Brent was flat and U.S. oil pared losses on Monday in the weakest trading volume this year, with traders awaiting further evidence that Libya could resume crippled oil exports after rebels regained key territory.

A weaker U.S. dollar and upbeat U.S. pending home sales pulled oil prices back from earlier losses. Growing speculation that the European Central Bank will raise interest rates as early as next month supported the euro.

Brent crude futures for May delivery traded unchanged at $115.59 a barrel by 1:46 p.m. EDT (1746 GMT), after bouncing off an earlier $114.55 low.

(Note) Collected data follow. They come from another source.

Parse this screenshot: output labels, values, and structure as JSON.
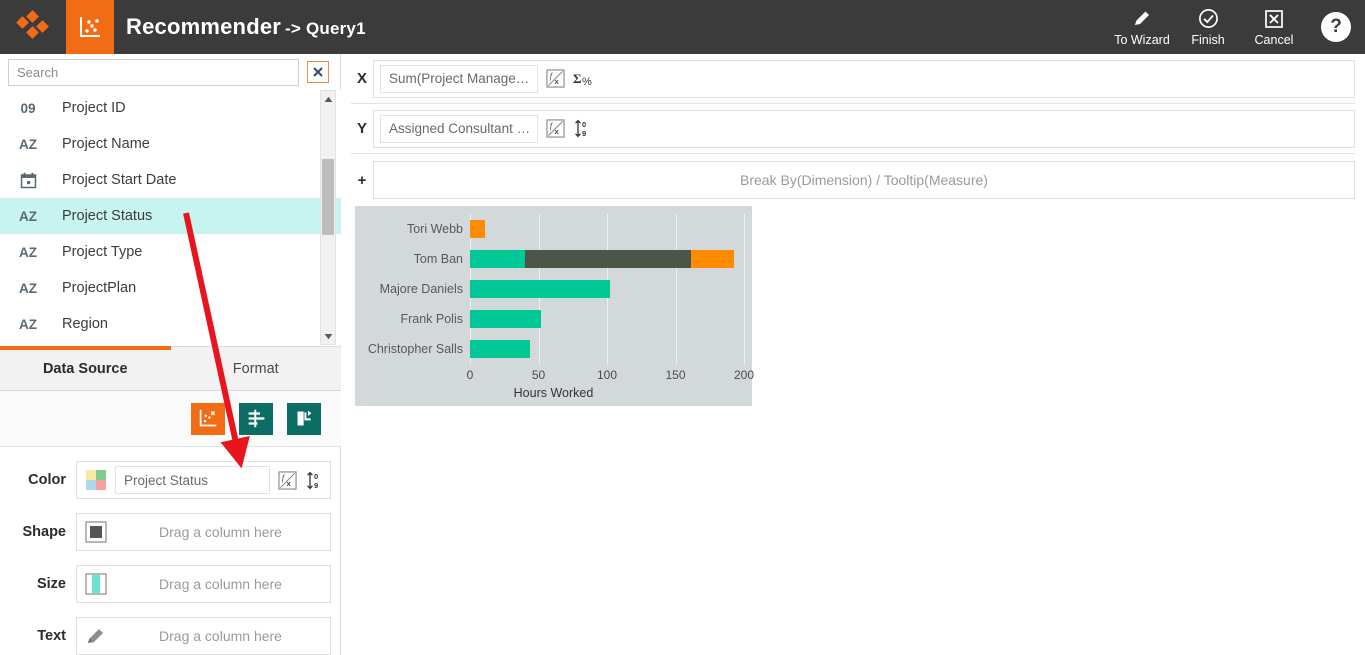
{
  "header": {
    "app_icon": "diamond-logo-icon",
    "chart_icon": "scatter-chart-icon",
    "title": "Recommender",
    "subtitle": "-> Query1",
    "actions": [
      {
        "label": "To Wizard",
        "icon": "pencil-icon"
      },
      {
        "label": "Finish",
        "icon": "check-circle-icon"
      },
      {
        "label": "Cancel",
        "icon": "close-box-icon"
      }
    ],
    "help_label": "?"
  },
  "sidebar": {
    "search": {
      "placeholder": "Search",
      "value": ""
    },
    "clear_icon": "close-box-icon",
    "fields": [
      {
        "type": "09",
        "label": "Project ID",
        "selected": false
      },
      {
        "type": "AZ",
        "label": "Project Name",
        "selected": false
      },
      {
        "type": "date",
        "label": "Project Start Date",
        "selected": false
      },
      {
        "type": "AZ",
        "label": "Project Status",
        "selected": true
      },
      {
        "type": "AZ",
        "label": "Project Type",
        "selected": false
      },
      {
        "type": "AZ",
        "label": "ProjectPlan",
        "selected": false
      },
      {
        "type": "AZ",
        "label": "Region",
        "selected": false
      }
    ],
    "tabs": [
      {
        "label": "Data Source",
        "active": true
      },
      {
        "label": "Format",
        "active": false
      }
    ],
    "tools": [
      {
        "icon": "chart-type-icon",
        "color": "#f26b15"
      },
      {
        "icon": "filter-align-icon",
        "color": "#0b6d63"
      },
      {
        "icon": "reset-undo-icon",
        "color": "#0b6d63"
      }
    ],
    "shelves": [
      {
        "label": "Color",
        "icon": "color-swatch-icon",
        "value": "Project Status",
        "placeholder": "",
        "has_value": true
      },
      {
        "label": "Shape",
        "icon": "shape-square-icon",
        "value": "",
        "placeholder": "Drag a column here",
        "has_value": false
      },
      {
        "label": "Size",
        "icon": "size-bar-icon",
        "value": "",
        "placeholder": "Drag a column here",
        "has_value": false
      },
      {
        "label": "Text",
        "icon": "pencil-icon",
        "value": "",
        "placeholder": "Drag a column here",
        "has_value": false
      }
    ],
    "fx_icon": "function-fx-icon",
    "sort_icon": "sort-numeric-icon"
  },
  "main": {
    "x_shelf": {
      "letter": "X",
      "value": "Sum(Project Manage…",
      "fx_icon": "function-fx-icon",
      "agg_icon": "sigma-percent-icon"
    },
    "y_shelf": {
      "letter": "Y",
      "value": "Assigned Consultant …",
      "fx_icon": "function-fx-icon",
      "sort_icon": "sort-numeric-icon"
    },
    "break_shelf": {
      "letter": "+",
      "placeholder": "Break By(Dimension) / Tooltip(Measure)"
    }
  },
  "chart_data": {
    "type": "bar",
    "orientation": "horizontal",
    "stacked": true,
    "title": "",
    "xlabel": "Hours Worked",
    "ylabel": "",
    "xlim": [
      0,
      200
    ],
    "xticks": [
      0,
      50,
      100,
      150,
      200
    ],
    "grid": true,
    "legend_position": "none",
    "categories": [
      "Tori Webb",
      "Tom Ban",
      "Majore Daniels",
      "Frank Polis",
      "Christopher Salls"
    ],
    "series": [
      {
        "name": "green",
        "color": "#00c896",
        "values": [
          0,
          40,
          102,
          52,
          44
        ]
      },
      {
        "name": "dark",
        "color": "#4d5448",
        "values": [
          0,
          121,
          0,
          0,
          0
        ]
      },
      {
        "name": "orange",
        "color": "#ff8c00",
        "values": [
          11,
          32,
          0,
          0,
          0
        ]
      }
    ],
    "totals": [
      11,
      193,
      102,
      52,
      44
    ]
  },
  "annotation": {
    "color": "#e8141e",
    "from": "project-status-field",
    "to": "color-shelf"
  }
}
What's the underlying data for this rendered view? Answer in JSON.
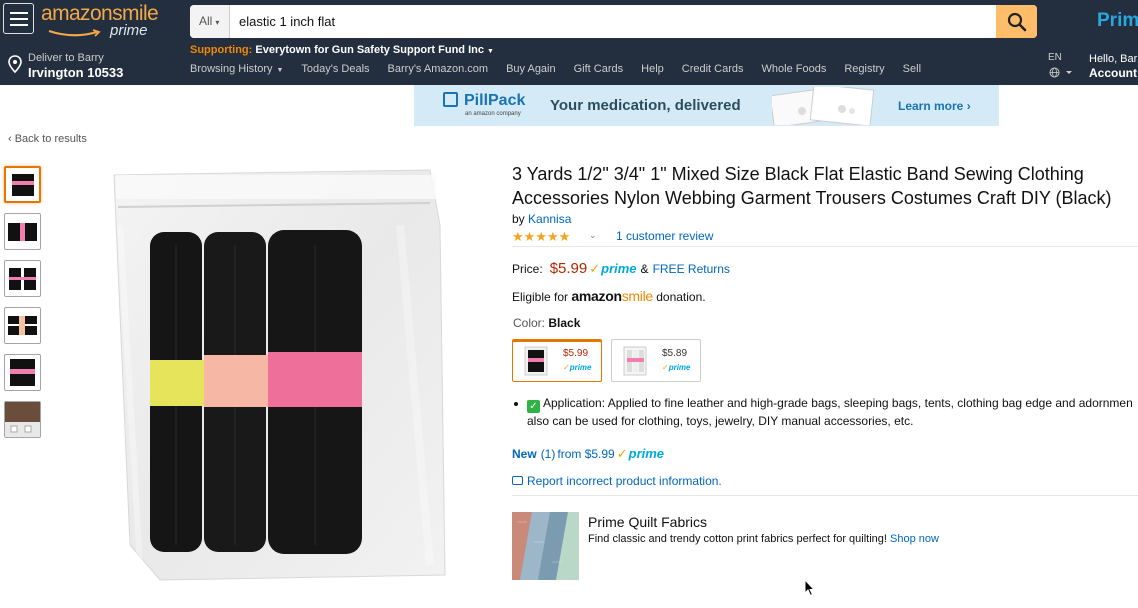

U.S. May crude futures fell for a third day, losing 63 cents to $104.77 a barrel, after dipping as low as $103.60. Brent's premium to the U.S. benchmark rose 43 cents to $10.85 a barrel, staking out a range after narrowing from its March 1 record above $17.

But with uncertainty running high amid Middle East unrest, a nuclear crisis in quake-hit Japan and unsure economic prospects for a debt-laden euro zone, the most notable aspect of Monday's oil trade was paltry volume.

With only a half-hour of regular trade to go, total U.S. crude volume was tracking two-thirds below the 30-day average and headed for the lightest volume of the year. Brent trading volume was 55 percent below the 30-day average, according to Reuters data.

The low trading volumes have continued from last week with a high level of indecision in oil markets, said John Kilduff of New York hedge fund Again Capital.

Uncertainty about supplies from the Middle East is counterbalanced with the potential for demand destruction in Japan following the earthquake. The big momentum players are getting sidelined.

ECONOMIC DATA, LIBYAN REBELS

The U.S. National Association of Realtors said on Monday its Pending Home Sales Index, based on contracts signed in February, unexpectedly rose 2.1 percent, potentially boosting the outlook a U.S. economic recovery.

But Japan's woes and Europe's murky economic outlook have dampened bullishness about growth in oil demand.

Europe remains a concern with Portugal, Ireland and Greece all contributing to a negative economic picture, said Matt Simmons at Summit Energy in Louisville, Kentucky.

In OPEC producer Libya, rebels backed by Western air strikes advanced their position over the weekend, regaining control of key oil ports.

A U.S. Treasury official said that rebels could sell Libyan crude free from sanctions imposed against transactions with the government of Colonel Muammar Gaddafi.

Middle East Gulf country Qatar, which has backed the Libyan rebels, has agreed to help them sell Libyan crude. But rebel leaders, oil traders and analysts say those developments probably won't lead to a quick resumption of oil shipments from Libya, which have plunged to a fraction of their normal 1.5 million barrels a day.

Ongoing fighting and concerns over U.S. and United Nations sanctions are likely to keep crimping Libya's output, they said.

Qatar's help and rebel gains in theory could quicken Libya's efforts to resume oil shipments, but there are still a lot of logistics problems, said Smith.

A lot of the workers that operate Libya's oil industry have left.

The United Arab Emirates said Monday it has stepped in to help make up for lost output from Libya, and acknowledged that other OPEC producers have done the same by unilaterally boosting output, including Saudi Arabia, Kuwait and Angola.